Cette décision intervient dans un contexte d’escalade militaire avec son voisin et ennemi de longue date : des affrontements et bombardements ont lieu des deux côtés de la frontière depuis le 6 mai, faisant au moins 36 morts côté pakistanais et 16 côté indien. Ce violent épisode fait suite à un attentat au Cachemire indien le 22 avril, dont l’Inde impute la responsabilité à Islamabad.

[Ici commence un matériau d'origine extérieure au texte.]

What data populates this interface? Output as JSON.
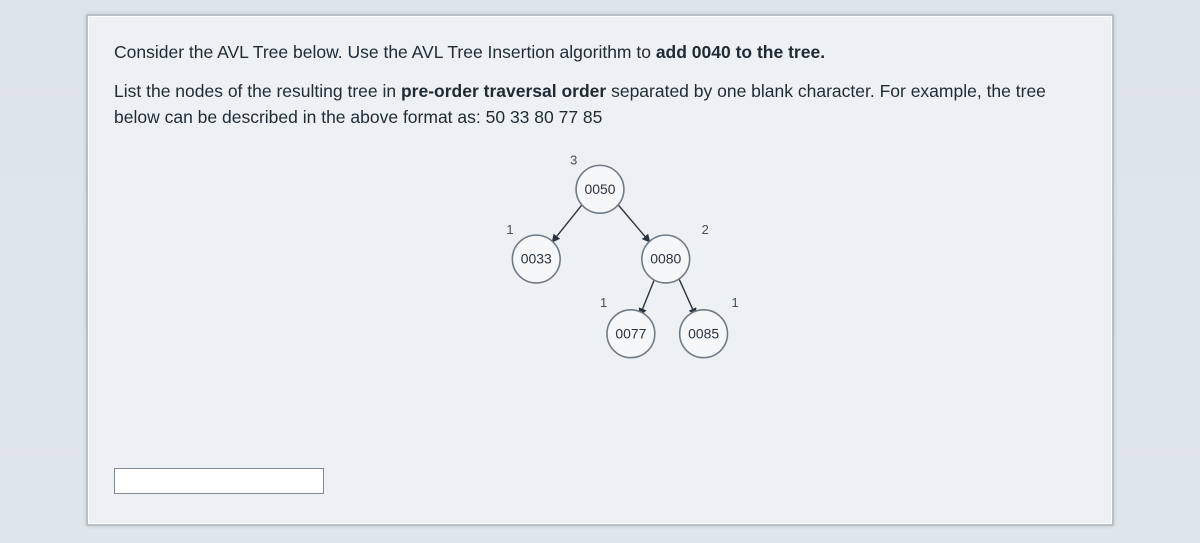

L’irrigation du Pakistan dépend de l’Inde
« Si l’Inde utilise l’arme de l’eau, ce serait catastrophique pour le Pakistan, dit Franck Galland, spécialiste des conflits hydriques et chercheur associé à la Fondation pour la recherche stratégique. 65 % de la surface du pays se trouve dans le bassin de l’Indus [fleuve qui traverse d’abord l’Inde]. Il y a aussi le plus vaste système d’irrigation du monde, avec 200 000 kilomètres de canaux… mais il est alimenté à 90 % par les eaux de l’Indus. Ce serait désastreux pour l’agriculture, pour l’alimentation en eau de la population, mais aussi pour le nucléaire, parce qu’il faut de l’eau pour refroidir les centrales. »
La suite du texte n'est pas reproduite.